Internet en Bref #39 : Empreinte carbone, fin des réseaux sociaux & Beurettes Révoltées
🔎 LE ZOOM DE LA SEMAINE
Le public ne rigole plus avec l'empreinte carbone
La responsabilité des influenceur·euse·s et créateur·ice·s de contenus dans la promotion d’un mode de vie polluant est sévèrement critiquée par le public depuis ces dernières années. Que ce soit à travers des collaborations commerciales avec des compagnies aériennes ou des agences de voyages, des concours permettant de gagner des voyages à l’autre bout du monde ou encore leur propre mode de vie, rien n’échappe aux critiques. Évidemment, les influenceur·euse·s spécialisés dans le voyage ont été les premiers pointés du doigt, mais aujourd’hui, l’ensemble des influenceur·euse·s sont scrutés par les internautes et des comptes militants comme @payetoninfluence sur Instagram.
En octobre 2023, l’association Greenpeace a publié un rapport dénonçant l’impact néfaste des influenceur·euse·s dans la promotion d’un mode de vie polluant, en décalage avec l’urgence climatique actuelle. À l’image des compagnies aériennes, il leur a notamment été reproché de promouvoir un idéal de voyage basé sur la nécessité de partir loin et de prendre l’avion. Ce qui semble plus inquiétant, c’est que, contrairement aux compagnies aériennes, les messages relayés par les influenceur·euse·s à travers leurs posts ont une influence beaucoup plus forte sur leur audience, qui les admire souvent et cherche à les imiter en participant à ce surtourisme.

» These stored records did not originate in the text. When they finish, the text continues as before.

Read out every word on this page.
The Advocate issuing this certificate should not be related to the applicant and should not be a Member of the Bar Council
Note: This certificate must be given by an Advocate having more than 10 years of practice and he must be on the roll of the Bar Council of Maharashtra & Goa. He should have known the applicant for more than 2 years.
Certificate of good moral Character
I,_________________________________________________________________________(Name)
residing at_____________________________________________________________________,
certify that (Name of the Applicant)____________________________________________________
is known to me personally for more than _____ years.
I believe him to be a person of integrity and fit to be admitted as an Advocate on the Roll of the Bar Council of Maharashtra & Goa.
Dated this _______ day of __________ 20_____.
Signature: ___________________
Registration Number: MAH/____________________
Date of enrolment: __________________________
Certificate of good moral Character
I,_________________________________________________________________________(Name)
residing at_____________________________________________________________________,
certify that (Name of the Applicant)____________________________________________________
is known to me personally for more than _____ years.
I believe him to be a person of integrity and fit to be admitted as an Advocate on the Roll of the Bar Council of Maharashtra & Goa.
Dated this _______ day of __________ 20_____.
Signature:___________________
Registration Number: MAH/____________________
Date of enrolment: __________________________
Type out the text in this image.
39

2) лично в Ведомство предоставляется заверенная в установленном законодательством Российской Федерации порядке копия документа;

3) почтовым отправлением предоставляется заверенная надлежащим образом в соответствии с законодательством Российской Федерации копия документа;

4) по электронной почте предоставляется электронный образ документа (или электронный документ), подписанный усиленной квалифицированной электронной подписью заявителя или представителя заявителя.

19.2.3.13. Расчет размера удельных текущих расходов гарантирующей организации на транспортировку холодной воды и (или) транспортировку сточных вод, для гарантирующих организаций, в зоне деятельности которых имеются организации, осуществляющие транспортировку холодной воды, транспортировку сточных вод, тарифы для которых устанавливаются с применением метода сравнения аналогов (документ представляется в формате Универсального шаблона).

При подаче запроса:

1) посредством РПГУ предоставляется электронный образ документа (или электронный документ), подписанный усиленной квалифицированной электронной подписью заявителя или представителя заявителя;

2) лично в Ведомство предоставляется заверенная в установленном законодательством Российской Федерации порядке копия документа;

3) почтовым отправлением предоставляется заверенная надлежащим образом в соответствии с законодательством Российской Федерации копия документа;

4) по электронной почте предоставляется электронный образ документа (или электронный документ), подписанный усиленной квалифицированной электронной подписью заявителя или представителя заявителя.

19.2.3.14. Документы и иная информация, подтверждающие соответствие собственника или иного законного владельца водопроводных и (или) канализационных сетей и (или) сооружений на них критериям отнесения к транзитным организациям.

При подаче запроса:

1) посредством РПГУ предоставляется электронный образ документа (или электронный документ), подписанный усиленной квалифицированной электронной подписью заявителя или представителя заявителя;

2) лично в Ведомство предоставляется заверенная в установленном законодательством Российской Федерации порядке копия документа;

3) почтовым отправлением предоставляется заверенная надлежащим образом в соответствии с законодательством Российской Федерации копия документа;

Malheureusement, un an après ce premier rapport, des influenceur·euse·s continuent toujours de collaborer avec des compagnies aériennes. Parmi eux, @Payetoninfluence a relevé des comptes ayant plusieurs centaines de milliers, voire plus d’un million de followers. Si le fait de faire gagner des billets d’avion à quelques-uns de leurs fans révolte déjà une partie des internautes, le fait que certain·e·s aient accepté de faire gagner un an de vols gratuits avec certaines compagnies a semblé être la goutte de trop, alors que l’avion représente 2,5 % des émissions mondiales, mais surtout 5 % du réchauffement climatique.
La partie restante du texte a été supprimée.